По сообщению летописца Мейнард начал строительство укреплений на свои средства171. Однако надо полагать, что речь идет не о личных средствах Мейнарда, а о вложениях прибывших с ним купцов. Они же, судя по всему, и привезли мастеров для строительства крепости. Долевое участие во владении вновь выстроенными крепостями было, вероятно, оговорено при встрече с князем Полоцким в 1184 г. Немецкие купцы, таким образом, получали возможность хранить товары в глубине страны и вести не только сезонную, но и круглогодичную торговлю в регионе. Вероятно, оговаривалось и право держать в замке немецкий отряд для защиты Мейнарда, купцов и их имущества. По договору с местным населением Мейнарду и его людям отходила 1/5 часть каждого замка, остальное поступало в распоряжение ливов. За это последние готовы были креститься172.
Обрадовавшись кажущейся легкости крещения ливов, бременский архиепископ Гартвик II назначил его в 1186 г. «епископом Икскюльским на Руси», а через два года папа римский Климент III утвердил это назначение и издал особую буллу об основании нового епископства в подчинении бременского архиепископа173.
Однако надежды на скорое крещение ливов не оправдались. После постройки замков ливы отказались от обещания, монаха же Теодориха174, посланного в Турайду, едва не убили, а Мейнард фактически попал к ним в плен: до конца жизни его более не выпустили в Германию. Для спасения епископа и его церкви Целестин III призвал в 1193 г. к крестовому походу против ливов. Войско, в составе которого находились тевтоны, шведы и готландцы, отправились в Ливонию с Готланда. Поход возглавили шведский ярл и некий епископ. Согласно хронике, крестоносцам предстояло сразиться с флотом куршей, преграждавшим путь к Ливонии. Но корабли крестоносцев из-за бури не достигли Ливонии. Поэтому «защитники первой ливонской церкви» довольствовались тем, что разграбили прибрежные районы Эстонии (землю Вирумаа) и вернулись домой175.

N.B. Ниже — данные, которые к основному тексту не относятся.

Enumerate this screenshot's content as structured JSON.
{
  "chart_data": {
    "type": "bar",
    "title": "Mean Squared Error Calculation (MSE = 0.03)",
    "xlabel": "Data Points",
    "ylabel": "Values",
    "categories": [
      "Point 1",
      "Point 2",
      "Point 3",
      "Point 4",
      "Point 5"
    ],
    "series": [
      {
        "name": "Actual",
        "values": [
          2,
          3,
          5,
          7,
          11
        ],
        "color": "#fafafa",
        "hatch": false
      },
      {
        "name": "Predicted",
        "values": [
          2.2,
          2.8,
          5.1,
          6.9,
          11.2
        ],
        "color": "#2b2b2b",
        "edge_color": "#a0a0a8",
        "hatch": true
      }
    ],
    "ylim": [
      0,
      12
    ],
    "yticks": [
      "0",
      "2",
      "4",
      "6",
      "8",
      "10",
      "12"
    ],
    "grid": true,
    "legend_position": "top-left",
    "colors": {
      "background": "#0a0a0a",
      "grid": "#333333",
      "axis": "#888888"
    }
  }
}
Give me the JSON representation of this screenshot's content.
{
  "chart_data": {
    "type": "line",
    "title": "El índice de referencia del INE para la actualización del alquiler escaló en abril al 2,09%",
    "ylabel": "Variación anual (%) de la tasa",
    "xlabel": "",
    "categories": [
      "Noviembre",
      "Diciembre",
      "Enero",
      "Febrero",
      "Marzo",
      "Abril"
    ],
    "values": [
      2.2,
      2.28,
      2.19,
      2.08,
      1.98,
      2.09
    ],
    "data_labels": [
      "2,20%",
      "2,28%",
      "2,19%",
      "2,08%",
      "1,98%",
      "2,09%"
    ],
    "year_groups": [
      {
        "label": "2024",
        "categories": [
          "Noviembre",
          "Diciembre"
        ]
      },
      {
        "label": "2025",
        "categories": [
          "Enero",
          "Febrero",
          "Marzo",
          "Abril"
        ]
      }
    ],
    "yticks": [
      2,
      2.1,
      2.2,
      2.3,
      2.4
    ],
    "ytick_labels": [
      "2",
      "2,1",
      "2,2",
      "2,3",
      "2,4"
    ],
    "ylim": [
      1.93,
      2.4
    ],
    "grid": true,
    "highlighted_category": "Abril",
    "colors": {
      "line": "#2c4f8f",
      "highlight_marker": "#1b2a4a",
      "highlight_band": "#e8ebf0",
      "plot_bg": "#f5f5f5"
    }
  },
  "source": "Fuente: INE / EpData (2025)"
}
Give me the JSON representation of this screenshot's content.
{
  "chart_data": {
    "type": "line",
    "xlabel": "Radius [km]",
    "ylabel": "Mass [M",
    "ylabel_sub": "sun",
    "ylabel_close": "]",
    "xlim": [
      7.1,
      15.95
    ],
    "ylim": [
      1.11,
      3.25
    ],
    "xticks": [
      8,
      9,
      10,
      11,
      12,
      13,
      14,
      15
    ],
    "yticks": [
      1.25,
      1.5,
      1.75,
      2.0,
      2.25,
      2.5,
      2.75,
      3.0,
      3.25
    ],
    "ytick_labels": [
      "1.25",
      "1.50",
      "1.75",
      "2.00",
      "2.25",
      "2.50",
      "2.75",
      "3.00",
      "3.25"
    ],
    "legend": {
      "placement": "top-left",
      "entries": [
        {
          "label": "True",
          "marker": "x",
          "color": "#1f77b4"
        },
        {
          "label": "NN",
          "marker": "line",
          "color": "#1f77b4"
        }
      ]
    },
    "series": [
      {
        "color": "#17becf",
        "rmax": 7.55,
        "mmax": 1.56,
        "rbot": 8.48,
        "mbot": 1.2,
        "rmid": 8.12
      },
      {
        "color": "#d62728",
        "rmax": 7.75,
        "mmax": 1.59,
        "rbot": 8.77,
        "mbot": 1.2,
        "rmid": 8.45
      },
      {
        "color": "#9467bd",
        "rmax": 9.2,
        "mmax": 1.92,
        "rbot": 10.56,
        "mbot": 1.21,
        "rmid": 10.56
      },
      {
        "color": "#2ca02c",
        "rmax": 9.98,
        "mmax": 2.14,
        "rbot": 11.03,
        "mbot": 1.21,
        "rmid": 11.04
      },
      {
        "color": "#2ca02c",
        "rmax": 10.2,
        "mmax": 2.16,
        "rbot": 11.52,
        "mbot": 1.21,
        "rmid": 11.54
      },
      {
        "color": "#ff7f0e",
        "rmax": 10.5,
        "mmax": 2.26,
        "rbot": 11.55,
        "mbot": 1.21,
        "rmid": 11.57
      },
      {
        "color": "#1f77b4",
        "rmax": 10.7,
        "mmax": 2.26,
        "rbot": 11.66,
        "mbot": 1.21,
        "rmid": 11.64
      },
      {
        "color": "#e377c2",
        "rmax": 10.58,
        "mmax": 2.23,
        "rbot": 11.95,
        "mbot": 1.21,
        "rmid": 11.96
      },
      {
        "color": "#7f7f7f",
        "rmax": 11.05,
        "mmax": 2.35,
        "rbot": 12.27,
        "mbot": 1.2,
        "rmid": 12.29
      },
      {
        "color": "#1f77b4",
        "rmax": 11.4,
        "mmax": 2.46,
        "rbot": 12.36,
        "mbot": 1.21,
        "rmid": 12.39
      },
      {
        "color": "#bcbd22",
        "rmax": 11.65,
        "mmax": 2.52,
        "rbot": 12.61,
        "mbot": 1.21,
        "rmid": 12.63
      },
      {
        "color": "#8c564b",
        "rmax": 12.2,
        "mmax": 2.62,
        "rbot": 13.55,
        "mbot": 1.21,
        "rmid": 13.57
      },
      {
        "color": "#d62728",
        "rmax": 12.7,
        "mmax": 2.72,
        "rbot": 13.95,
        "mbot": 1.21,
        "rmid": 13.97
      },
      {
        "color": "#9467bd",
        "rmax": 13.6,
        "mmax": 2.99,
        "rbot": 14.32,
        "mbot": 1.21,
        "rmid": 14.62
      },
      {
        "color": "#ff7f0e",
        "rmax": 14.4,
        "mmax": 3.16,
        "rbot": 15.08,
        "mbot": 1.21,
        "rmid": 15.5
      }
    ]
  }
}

Эта территория в Северо-Восточной Эстонии находилась в сфере экономических и политических интересов Новгорода. В этой области находится эстонское укрепление Раквере (древнерус. Раковор), позже – датско-немецкий замок Везенберг. Чрезвычайно сложно представить, каким образом корабли, плывшие с Готланда к Рижскому заливу, могли быть занесены бурей вглубь Финского залива. Е. Л. Назарова считает, что в войске, формировавшемся для крестового похода в Ливонию, инициативу перехватили шведы, планировавшие провести экспедицию в своих интересах. А для них важнее было утвердиться в Северной Эстонии, что они пытались сделать еще в 70-х гг. XII в.176 и что в конечном итоге было связано со стремлением шведов не допустить усиления новгородцев в эстонских и финских землях по берегам Финского залива.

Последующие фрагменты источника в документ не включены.